Personal information
- Full name: Khamlillal Shah
- Born: 13 October 1920
- Died: May 1989 Mumbai, Maharashtra, India

Sport
- Sport: Swimming
- Strokes: Backstroke

Medal record
Men's swimming
Representing India
Asian Games
| Silver medal – second place | 1951 New Delhi | 100 m backstroke |
| Bronze medal – third place | 1951 New Delhi | 3×100 m medley relay |
Men's water polo
Representing India
Asian Games
| Gold medal – first place | 1951 New Delhi | Team |

= Kanti Shah (swimmer) =

Indian swimmer and water polo player

Khamlillal "Kanti" Shah (13 October 1920 – May 1989) was an Indian swimmer and water polo player. He was India's first ever Asian Games medalist, with a silver medal in the men's 100 m backstroke at the 1951 Asian Games.

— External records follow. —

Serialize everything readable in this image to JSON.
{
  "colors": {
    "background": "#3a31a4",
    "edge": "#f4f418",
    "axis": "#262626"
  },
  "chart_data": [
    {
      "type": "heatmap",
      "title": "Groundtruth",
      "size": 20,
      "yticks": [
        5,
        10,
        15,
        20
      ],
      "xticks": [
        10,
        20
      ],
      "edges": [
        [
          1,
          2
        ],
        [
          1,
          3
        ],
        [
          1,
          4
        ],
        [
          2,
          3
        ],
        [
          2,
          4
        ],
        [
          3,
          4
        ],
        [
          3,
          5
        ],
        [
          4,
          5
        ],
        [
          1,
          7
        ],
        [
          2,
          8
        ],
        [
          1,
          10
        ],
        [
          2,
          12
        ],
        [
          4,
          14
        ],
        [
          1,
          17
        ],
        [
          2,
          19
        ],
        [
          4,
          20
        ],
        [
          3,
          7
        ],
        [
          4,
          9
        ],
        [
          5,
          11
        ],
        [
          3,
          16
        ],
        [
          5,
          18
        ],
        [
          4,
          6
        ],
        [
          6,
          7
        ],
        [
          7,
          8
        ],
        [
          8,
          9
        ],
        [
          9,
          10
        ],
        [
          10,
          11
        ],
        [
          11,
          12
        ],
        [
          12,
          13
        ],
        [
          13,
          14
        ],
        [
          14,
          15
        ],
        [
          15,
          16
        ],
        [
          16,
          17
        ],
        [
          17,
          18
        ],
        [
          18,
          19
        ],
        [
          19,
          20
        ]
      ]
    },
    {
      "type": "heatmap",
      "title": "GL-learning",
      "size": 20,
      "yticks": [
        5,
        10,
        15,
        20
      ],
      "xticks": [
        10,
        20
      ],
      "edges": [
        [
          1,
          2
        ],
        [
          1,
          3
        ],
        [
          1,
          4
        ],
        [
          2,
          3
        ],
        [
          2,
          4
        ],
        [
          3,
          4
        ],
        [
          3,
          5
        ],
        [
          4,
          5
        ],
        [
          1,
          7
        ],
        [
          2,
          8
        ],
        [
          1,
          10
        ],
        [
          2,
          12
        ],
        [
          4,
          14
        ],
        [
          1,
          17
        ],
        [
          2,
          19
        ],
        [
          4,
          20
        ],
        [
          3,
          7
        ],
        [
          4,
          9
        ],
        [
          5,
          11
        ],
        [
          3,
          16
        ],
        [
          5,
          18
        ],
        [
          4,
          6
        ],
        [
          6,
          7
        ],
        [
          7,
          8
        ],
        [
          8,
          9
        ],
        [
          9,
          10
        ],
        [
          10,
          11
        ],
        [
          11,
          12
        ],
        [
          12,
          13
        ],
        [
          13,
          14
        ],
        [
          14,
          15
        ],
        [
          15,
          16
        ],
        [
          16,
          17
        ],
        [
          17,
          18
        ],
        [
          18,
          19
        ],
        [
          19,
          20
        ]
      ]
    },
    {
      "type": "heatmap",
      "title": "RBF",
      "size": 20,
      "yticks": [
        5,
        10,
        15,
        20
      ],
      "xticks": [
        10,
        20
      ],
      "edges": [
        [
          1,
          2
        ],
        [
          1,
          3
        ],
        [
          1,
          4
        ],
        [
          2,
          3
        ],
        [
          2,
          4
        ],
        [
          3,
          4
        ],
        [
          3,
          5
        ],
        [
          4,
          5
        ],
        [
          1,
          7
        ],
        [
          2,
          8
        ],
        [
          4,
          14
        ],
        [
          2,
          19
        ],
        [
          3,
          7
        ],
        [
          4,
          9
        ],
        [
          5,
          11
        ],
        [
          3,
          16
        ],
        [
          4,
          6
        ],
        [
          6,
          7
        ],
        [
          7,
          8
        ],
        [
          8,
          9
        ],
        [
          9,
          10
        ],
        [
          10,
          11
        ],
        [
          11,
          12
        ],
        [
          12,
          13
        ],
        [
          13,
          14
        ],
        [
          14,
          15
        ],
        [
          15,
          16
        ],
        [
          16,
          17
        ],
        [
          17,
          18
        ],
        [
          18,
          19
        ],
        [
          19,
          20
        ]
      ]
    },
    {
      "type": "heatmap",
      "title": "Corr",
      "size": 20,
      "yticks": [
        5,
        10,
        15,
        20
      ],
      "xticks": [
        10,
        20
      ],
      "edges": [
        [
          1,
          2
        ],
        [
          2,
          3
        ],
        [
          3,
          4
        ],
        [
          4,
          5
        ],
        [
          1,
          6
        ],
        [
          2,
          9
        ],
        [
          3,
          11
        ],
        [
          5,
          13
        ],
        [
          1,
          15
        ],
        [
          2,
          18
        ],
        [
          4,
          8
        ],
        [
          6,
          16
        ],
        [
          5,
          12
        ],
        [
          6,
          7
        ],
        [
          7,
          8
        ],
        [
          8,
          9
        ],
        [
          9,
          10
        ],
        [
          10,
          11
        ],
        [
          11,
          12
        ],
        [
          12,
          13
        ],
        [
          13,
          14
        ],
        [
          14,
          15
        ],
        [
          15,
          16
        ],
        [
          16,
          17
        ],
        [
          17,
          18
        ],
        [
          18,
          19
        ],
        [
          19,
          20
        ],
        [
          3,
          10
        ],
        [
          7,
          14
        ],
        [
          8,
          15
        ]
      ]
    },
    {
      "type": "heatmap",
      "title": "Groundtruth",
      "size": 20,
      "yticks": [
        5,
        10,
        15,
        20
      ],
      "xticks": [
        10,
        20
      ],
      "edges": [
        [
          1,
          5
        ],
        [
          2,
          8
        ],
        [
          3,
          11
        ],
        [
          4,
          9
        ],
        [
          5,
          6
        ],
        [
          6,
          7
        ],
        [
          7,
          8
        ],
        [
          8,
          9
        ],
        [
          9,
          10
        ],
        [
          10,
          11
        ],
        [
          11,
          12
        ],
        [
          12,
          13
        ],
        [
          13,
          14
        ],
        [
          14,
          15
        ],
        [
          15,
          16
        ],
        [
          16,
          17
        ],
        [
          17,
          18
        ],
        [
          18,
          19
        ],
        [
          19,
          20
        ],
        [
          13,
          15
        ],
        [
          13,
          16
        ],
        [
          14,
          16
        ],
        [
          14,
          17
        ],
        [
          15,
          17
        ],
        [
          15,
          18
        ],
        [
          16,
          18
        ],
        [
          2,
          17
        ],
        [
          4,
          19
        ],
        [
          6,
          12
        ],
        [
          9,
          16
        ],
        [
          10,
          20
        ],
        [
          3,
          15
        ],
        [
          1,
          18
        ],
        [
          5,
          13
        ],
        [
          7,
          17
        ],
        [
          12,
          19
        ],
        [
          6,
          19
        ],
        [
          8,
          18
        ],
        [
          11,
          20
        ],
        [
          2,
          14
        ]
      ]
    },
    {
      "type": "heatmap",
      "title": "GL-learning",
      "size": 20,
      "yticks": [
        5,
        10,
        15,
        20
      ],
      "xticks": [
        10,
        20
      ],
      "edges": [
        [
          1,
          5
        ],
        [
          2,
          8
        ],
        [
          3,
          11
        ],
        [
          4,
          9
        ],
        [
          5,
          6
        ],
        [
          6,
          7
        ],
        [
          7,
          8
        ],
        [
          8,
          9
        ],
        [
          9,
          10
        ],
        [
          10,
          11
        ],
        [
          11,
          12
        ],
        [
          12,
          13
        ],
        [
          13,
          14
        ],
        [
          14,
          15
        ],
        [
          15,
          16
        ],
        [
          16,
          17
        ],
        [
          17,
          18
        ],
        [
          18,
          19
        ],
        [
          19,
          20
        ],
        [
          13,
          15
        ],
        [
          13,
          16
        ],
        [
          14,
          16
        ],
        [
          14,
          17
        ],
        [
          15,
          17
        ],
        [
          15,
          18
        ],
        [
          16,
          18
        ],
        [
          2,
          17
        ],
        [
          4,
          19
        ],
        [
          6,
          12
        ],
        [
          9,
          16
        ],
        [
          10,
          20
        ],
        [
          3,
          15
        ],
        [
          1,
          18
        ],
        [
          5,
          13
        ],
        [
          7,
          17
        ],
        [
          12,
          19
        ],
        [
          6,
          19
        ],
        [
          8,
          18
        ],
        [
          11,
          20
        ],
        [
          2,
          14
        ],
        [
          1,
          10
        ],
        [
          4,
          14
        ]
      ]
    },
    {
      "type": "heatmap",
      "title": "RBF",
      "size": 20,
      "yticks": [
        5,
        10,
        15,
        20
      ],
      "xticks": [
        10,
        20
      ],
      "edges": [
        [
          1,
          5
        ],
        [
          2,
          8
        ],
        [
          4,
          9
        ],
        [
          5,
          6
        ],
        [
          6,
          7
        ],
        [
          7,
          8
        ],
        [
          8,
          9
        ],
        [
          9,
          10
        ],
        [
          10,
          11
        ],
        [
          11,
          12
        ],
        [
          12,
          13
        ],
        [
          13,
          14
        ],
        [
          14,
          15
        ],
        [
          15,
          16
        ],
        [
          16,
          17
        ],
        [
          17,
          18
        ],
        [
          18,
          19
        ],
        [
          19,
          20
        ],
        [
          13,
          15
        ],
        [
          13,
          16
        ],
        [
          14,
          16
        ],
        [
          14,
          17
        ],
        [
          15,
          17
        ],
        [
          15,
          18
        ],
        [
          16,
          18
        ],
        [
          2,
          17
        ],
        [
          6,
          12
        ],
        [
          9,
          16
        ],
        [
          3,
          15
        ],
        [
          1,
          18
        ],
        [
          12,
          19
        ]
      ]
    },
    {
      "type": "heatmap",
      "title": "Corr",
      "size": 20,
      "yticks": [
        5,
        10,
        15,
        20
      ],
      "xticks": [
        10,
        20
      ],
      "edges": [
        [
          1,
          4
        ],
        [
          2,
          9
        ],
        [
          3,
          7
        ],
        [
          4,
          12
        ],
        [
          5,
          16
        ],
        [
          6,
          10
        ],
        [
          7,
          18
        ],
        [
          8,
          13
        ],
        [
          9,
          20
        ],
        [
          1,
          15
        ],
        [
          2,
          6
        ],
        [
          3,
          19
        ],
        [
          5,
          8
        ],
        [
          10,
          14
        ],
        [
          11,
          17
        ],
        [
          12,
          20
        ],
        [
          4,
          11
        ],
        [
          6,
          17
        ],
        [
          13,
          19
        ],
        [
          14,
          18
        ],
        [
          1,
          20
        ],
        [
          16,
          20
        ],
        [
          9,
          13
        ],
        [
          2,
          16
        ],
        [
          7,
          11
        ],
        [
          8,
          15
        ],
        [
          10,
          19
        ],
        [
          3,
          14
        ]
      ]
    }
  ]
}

He won three medals at the 1951 Asian Games, a silver in the men's 100 m backstroke, a bronze in the men's 3 x 100 m medley relay, and was part of the gold-winning Indian water polo team.

He also competed in the men's 100 m backstroke at the 1948 Summer Olympics and the 1952 Summer Olympics and the water polo tournament at the 1952 Summer Olympics.